Hızal’ın tesise ilişkin iddialarına yanıt veren Özuslu, iddiaları yalanlayarak tesisin çalıştığını söyledi ve “Bizim geleneklerimizde teamüllerimizde birtakım işler var. Birinin evine gidecekseniz izin alırsınız. Üstelik Çarşamba günü de ben bu değerli kardeşlerime gelin tesise birlikte gidelim. Teklifi yapmama rağmen sanki yapılmamış gibi İzmir Büyükşehir Belediyesi’nin hiçbir yetkilisinden izin alınmadı, kapıdaki özel sektör görevlisi bir şekilde ikna edildi. Ben başkan vekiliyim. Benden izin alınmadı. Bir tesise gideceksiniz. Bize beraber gidelim dense gideceğiz. Burada meclisin huzurunda söylüyorum ki o tesis çalışıyor. Bu görüntüler Ödemiş değil Tire görüntüleri. Diyelim ki tesis çalışmıyor. Çalışmayan bir tesisten oraya nasıl malzeme geliyor? Eğri oturup doğru konuşacağız. 450 milyon lira yatırım yapıldı oraya. Neden yapıldı? Tire’deki o depolama tesisinde düzensiz depolama yapılmaması için Ödemiş’te o tesis yapıldı. Tesisimiz açılalı bir ay oldu. Bir tesisin tam kapasiteli çalışabilmesi için zamana ihtiyacı var. Oranın tam kapasitesi şu anda kullanılmıyor ama kullanılacak. Yarın Sayın Hızal’la yeniden Ödemiş’e gidelim. O tesis çalışıyor. O tesis, Kula’daki çöp yığınları İzmir’de oluşmasın diye yapıldı. İzmir’de son 2 yılda alınan mesafeyi görmezseniz haksızlık etmiş olursunuz Harmandalı... Yıllardır İzmir’in bütün çöpü kamyonlarla Harmandalı’na gidiyordu. Harmandalı’nda böyle bir tesisi kurmak mümkün olmadığı için başka bir tesis kuruldu. Metan gazını enerjiye dönüştürecek bir teisis yapıldı. Yardımcı olun Bergama ve Menderes tesisini de açacağız. Böylelikle İzmir’in çöp ve entegre sistemini çözeceğiz. Bergama, Ödemiş, Menderes ve Karaburun tesisleriyle bunu çözeceğiz. Oralardan enerji üreteceğiz. ÇED’i yok diyoruz. E o zaman yardım edin de süreci hızlandıralım. Gösterilen o vahşi depolama 30 yıldır yapılıyor. Bugüne kadar neden ses çıkmadı? Sayın Tunç Soyer, orada Tire’nin çöpünü alıp Ödemiş’e götürüp ayrıştırıp çöpü bir katma değer haline getirip kullandığında mı yanlış bir iş yapmış oluyoruz? Ben de şimdi o tesisin nasıl çalıştığını göstereceğiz” dedi ve barkovizyona tesisin güvenlik kameralarına ait sabah 11.00’deki görüntüleri yansıtıldı.

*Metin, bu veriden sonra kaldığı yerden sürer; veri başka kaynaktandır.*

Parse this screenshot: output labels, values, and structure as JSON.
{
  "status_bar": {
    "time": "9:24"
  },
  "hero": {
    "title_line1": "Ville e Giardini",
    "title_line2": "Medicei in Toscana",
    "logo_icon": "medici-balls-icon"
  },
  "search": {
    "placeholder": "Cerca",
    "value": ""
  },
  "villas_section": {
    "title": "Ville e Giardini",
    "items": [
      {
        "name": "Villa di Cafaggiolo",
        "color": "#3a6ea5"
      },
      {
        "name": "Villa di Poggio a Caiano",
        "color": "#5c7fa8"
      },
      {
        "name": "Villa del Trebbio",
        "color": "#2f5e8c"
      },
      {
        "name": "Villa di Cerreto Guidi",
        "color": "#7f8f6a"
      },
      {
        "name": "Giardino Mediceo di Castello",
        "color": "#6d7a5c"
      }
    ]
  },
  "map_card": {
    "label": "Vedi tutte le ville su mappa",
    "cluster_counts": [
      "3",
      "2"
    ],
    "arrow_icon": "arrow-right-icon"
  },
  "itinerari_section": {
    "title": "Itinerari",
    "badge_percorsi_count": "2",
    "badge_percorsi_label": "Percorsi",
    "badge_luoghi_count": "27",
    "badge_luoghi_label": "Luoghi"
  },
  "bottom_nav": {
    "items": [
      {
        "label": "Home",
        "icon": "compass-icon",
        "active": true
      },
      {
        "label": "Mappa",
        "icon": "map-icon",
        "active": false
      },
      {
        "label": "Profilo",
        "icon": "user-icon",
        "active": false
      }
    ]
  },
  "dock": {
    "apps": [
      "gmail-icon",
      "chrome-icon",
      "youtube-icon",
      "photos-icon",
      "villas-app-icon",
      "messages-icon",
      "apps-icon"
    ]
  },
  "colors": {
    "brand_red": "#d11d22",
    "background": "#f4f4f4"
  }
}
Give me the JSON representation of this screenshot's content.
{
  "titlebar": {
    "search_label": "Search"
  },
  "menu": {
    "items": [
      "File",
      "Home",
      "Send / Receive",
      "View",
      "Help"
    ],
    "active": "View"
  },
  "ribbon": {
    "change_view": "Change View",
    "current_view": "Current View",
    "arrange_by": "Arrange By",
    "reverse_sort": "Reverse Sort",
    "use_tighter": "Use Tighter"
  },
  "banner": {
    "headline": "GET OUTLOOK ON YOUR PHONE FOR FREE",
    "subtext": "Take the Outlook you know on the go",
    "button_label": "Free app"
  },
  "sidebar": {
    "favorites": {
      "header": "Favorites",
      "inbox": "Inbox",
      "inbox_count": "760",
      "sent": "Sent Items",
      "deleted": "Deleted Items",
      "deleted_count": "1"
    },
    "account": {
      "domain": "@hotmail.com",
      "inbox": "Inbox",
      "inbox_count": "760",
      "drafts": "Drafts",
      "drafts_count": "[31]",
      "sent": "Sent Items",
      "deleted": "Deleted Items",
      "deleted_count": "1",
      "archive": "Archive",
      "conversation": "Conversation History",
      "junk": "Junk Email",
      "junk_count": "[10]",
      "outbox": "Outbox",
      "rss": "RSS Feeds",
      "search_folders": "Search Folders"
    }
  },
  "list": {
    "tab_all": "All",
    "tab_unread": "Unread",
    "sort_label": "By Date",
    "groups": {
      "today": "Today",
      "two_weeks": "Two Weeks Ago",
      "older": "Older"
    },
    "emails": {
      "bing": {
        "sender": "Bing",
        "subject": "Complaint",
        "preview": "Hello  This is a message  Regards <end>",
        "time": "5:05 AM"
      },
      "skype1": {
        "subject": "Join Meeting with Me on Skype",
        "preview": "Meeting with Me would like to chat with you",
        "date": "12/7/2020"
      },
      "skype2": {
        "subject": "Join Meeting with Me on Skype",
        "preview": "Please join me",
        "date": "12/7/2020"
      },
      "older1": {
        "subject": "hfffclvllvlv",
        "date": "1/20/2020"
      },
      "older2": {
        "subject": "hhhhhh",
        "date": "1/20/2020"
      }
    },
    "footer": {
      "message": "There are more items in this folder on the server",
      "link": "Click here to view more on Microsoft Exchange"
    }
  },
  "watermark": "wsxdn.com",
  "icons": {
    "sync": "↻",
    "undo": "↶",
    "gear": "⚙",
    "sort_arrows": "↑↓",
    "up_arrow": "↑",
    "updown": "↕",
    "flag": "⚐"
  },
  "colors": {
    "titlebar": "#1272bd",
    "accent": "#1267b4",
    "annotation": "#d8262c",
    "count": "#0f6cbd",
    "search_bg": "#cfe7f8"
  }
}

Görüntülerin ardından konuşmasına devam eden Özuslu, şunları söyledi; “Görüntüleri gördük. Bu polemiği neden yapıyoruz? Bir tesis var. Tebrik edeceğinize çalışmıyor diyorsunuz. Biz Tire’nin günlük 10 ton çöpünü orada depolamayalım diye tırlarla oradan alıp Ödemiş’e götürüyüz. Orada elektriğe gübreye çeviriyoruz. Bu çöpün en modern ayrıştırıldığı bir tesis. Kıskanın bizi sorun değil. Biz yaptık bunu. İzmirliler çöp sorunundan kurtulsunlar diye. Eğer İzmir için bir şey yapacaksak yapıyoruz zaten. Çalışan bir tesis var. Neyi konuşuyoruz? Biz bir tesis yaptık diye çalışmayacak diye bir şey yok.”
Özuslu’nun tesise gidilirken izin alınmaması konusundaki ifadeleri AK Partili bazı meclis üyelerince eleştirilmesinin üzerine yeni bir tartışma başladı.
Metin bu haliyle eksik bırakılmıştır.